En réponse à mes amours déchirées, je n’hésitais pas à m’ouvrir le visage à la lame de rasoir pour voir si on m’aimerait encore, à me tailler les veines lors de vacances passées à sniffer de l’éther sous le casino de Royan, où les pompiers me poursuivirent dans les rues pour me recoudre, à me scarifier avec des bouts de verre qui traînaient dans les caniveaux. Pour ça, mes suicides étaient si nombreux qu’on pouvait parler de suicides collectifs, au grand dam de mes amis qui n’y comprenaient rien. Je brûlais, c’est tout.
Au plus fort de ma période ensanglantée, perdu au fond d’un moi en souffrance, je lus Bleu comme l’enfer, de Philippe Djian. Le ton et le style répondaient tant à mon esthétique romantico-destroy que je vécus cette lecture comme une révélation. Ce que dix ans d’école m’avaient interdit, un seul livre me l’autorisait : écrire.
Sitôt ce roman refermé, je pris une décision, la seule qui s’imposait dans ma vie foutoir : devenir écrivain, coûte que coûte. J’avais de l’imagination à revendre, mon talent littéraire était encore sous le niveau de la mer mais je ne pouvais que m’améliorer, et au point de déréliction atteint, je n’avais rien à perdre.
Je commençai par achever la dernière partie de mes écrits de jeunesse, plus de trois mille pages à la fin desquelles les copains du lycée et moi mourions un à un, dans le malheur et la solitude.
« On est morts », leur annonçai-je un jour.
Mais comme Bowie avec Ziggy Stardust, c’était cette fois pour mieux rebondir, avec une nouvelle arme de construction massive : l’écriture.
Le hasard n’existant pas, Éléphant-Souriant, le mécano de notre bande, organisa cet été-là une expédition à moto dans les Pyrénées espagnoles. Témoin de mes déconfitures, il m’invita à monter en croupe de son cheval de fer, une Moto Guzzi V7 Special.
« Ça te fera du bien ! » avait-il prédit.
Biberonné à Easy Rider, Éléphant-Souriant ne se trompait pas. Après une semaine passée à rouler de hameaux de montagne en fêtes de village sur nos vieilles pétoires, à dormir à la belle étoile, partager tout en sept et noircir des carnets de voyage, ébauches d’un premier roman, je tombai si accro à la liberté, cette drogue dure, que plus personne ne m’enlèverait cet os de la bouche.
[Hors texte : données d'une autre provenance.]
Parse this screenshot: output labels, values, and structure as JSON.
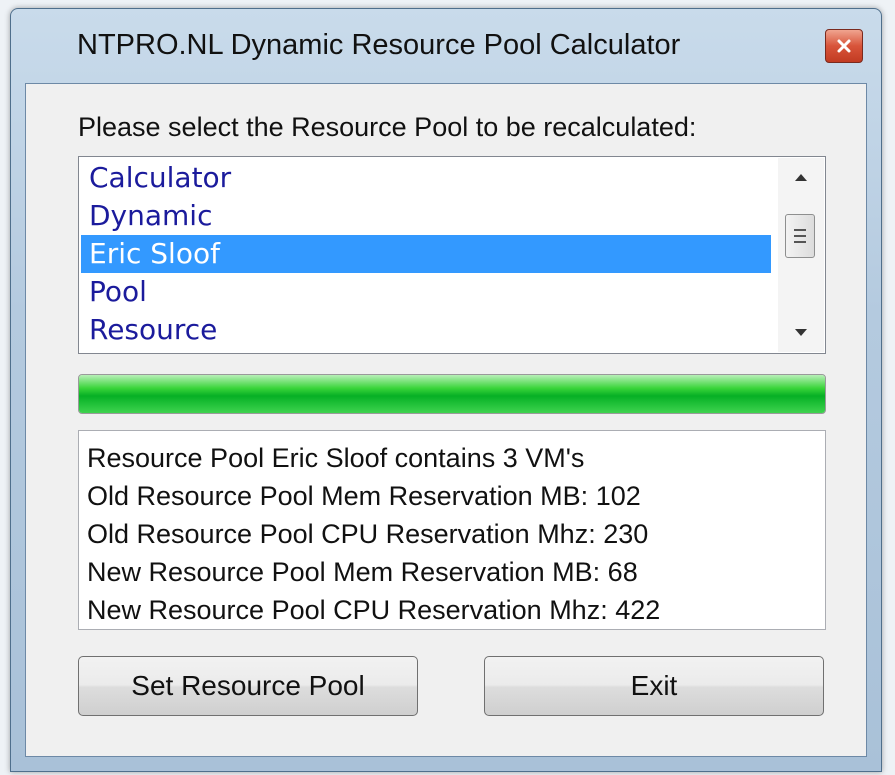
{
  "window": {
    "title": "NTPRO.NL Dynamic Resource Pool Calculator"
  },
  "prompt_label": "Please select the Resource Pool to be recalculated:",
  "pool_list": {
    "items": [
      "Calculator",
      "Dynamic",
      "Eric Sloof",
      "Pool",
      "Resource"
    ],
    "selected": "Eric Sloof"
  },
  "progress": {
    "percent": 100,
    "color": "#06b025"
  },
  "output_lines": [
    "Resource Pool Eric Sloof contains 3 VM's",
    "Old Resource Pool Mem Reservation MB: 102",
    "Old Resource Pool CPU Reservation Mhz: 230",
    "New Resource Pool Mem Reservation MB: 68",
    "New Resource Pool CPU Reservation Mhz: 422"
  ],
  "buttons": {
    "set_label": "Set Resource Pool",
    "exit_label": "Exit"
  },
  "icons": {
    "close": "close-icon",
    "scroll_up": "scroll-up-arrow-icon",
    "scroll_down": "scroll-down-arrow-icon"
  }
}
Aussi, quand, au retour de notre virée espagnole, le même Éléphant-Souriant annonça qu’il plaquait tout pour faire le tour du monde avec un billet open valable un an, couvrant six pays et trois continents, et un point de ralliement en Nouvelle-Zélande où sa tante française s’était mariée, je n’eus plus qu’une idée en tête, le rejoindre sur la route de Kerouac, Fante, Harrison, Crumley, tous ces auteurs que Djian m’avait fait découvrir et qui, dorénavant, cimentaient ma foi. Incassable.
Ce trop-plein de moi qui me passait par-dessus bord avait trouvé sa ligne de flottaison sur le seul rafiot qui m’allait, celui d’une liberté démesurée.
Restait à l’user, de préférence jusqu’à la corde qui me pendrait si je ne devenais pas un jour, à mon tour, un putain d’écrivain.